Last night I watched Irwin Allen’s Voyage to the Bottom of the Sea. Generally, it is your usual kind of 1960s style science fiction romp. It has dorky over-lit sets, silly science, and way too much plucky American can-do attitude. But there are fundamental problems with the story that it tells.
The biggest problem is its full-throttled support of American Exceptionalism. Admiral Harriman Nelson goes to the United Nation to discuss what to do about the Van Allen belts having caught on fire. (This, by the way, makes no sense.) He tells them about a plan to fire a nuclear missile at the belts, thus extinguishing the fire. A scientist from Vienna has calculated that the fire will burn itself out. The other scientists accept his calculations and dismiss Nelson’s idea as too dangerous. Nelson tells them that he will only listen to the President of the United States.
This is pretty bad, but it is entirely American. “The only reason I came to the UN was to look good. Now rubber stamp my idea and let me go do what I’m going to do anyway!” And Nelson does. He rushes back to his sub and takes off, very likely drowning some cops who were trying to stop him. When it comes time to shoot the nuke, he cannot contact the president and so just goes ahead without the okay. (Note: he didn’t try to contact the president right away when he left New York.) But what’s the big deal with exploding a nuclear bomb in the magnetosphere? What could possibly go wrong?
Generally, a character like Nelson is a villain or an object of pity. He shows all the signs of being crazy, and that is clearly where the plot indicates it is going. I figured that eventually Nelson would determine that the scientists at the UN were correct—that the fire would burn itself out—and he would abort. He seemed a little crazy, but I figured he was a positive enough character for the film to ease him back from the abyss.
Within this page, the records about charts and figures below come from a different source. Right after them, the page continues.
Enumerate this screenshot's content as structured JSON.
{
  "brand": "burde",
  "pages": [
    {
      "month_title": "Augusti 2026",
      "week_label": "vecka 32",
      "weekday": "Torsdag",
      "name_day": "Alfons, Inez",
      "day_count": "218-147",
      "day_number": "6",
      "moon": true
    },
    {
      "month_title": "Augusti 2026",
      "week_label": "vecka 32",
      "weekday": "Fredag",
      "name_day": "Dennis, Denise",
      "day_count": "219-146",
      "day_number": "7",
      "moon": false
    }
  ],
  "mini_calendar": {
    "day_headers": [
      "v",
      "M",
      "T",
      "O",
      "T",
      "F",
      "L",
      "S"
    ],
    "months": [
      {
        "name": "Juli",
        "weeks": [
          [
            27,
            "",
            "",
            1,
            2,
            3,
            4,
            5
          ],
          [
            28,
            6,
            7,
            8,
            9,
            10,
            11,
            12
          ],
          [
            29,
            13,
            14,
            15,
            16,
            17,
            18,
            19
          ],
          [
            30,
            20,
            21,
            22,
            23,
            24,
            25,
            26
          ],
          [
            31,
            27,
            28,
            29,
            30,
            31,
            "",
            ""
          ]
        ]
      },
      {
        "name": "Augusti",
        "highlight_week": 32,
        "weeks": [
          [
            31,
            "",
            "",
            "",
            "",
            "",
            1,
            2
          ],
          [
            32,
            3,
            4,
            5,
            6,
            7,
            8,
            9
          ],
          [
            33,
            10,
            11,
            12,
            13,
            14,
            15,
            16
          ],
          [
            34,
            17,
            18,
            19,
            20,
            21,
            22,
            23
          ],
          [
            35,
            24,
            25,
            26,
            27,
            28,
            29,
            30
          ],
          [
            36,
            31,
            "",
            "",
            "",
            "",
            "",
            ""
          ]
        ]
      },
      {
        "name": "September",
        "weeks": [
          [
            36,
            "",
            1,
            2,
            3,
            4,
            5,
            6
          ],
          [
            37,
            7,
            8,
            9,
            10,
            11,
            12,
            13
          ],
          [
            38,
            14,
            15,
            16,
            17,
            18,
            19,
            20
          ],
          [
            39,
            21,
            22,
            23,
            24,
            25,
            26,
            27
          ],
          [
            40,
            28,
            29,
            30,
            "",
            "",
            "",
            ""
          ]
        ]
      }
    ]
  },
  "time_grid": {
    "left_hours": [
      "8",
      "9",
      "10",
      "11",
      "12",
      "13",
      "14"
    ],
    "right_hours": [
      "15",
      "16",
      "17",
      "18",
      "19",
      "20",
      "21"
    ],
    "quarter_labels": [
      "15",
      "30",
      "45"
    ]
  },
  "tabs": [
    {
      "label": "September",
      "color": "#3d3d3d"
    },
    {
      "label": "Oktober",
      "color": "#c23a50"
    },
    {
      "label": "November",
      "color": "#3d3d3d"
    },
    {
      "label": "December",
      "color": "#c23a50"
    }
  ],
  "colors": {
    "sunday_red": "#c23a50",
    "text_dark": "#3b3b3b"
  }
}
That is not the way it went.
Instead, there was a saboteur on board. And, of course, it turned out to be the female scientist (Joan Fontaine who was surprisingly good and who is still alive at 95). She was trying to stop Nelson because (1) she agreed with the scientist from Vienna and (2) Nelson did show all the signs of being crazy. But he wasn’t! Instead, he was just a plucky American who knew what was best for the world. In the end he shoots his wad and saves the day.
And the la-hand of the Freeeeee!
And the hoooome, of thhhhhe, braaaave!
I am as fond of the romantic hero archetype as anyone. But if Achilles was wrong, Hector would kill him and the Trojans would have won the war. In this case, if Nelson is wrong, everyone dies. But note: there is no indication that the fire would not have burned itself out. So even in the context of the film, Nelson is not necessarily right. And the science is such that roughly half of the radiation would have come back down to earth. So unless Nelson was right that the fire would not burn itself out, his solution was indeed bad even though it succeeded in its primary purpose.
The film is a good example of American hubris. In certain ways it is the Zero Dark Thirty of its day. And just like it, it doesn’t shape public opinion; it is shaped by public opinion. Because the base idea in both films is what Americans always think: we are always right and thus the means are always justified.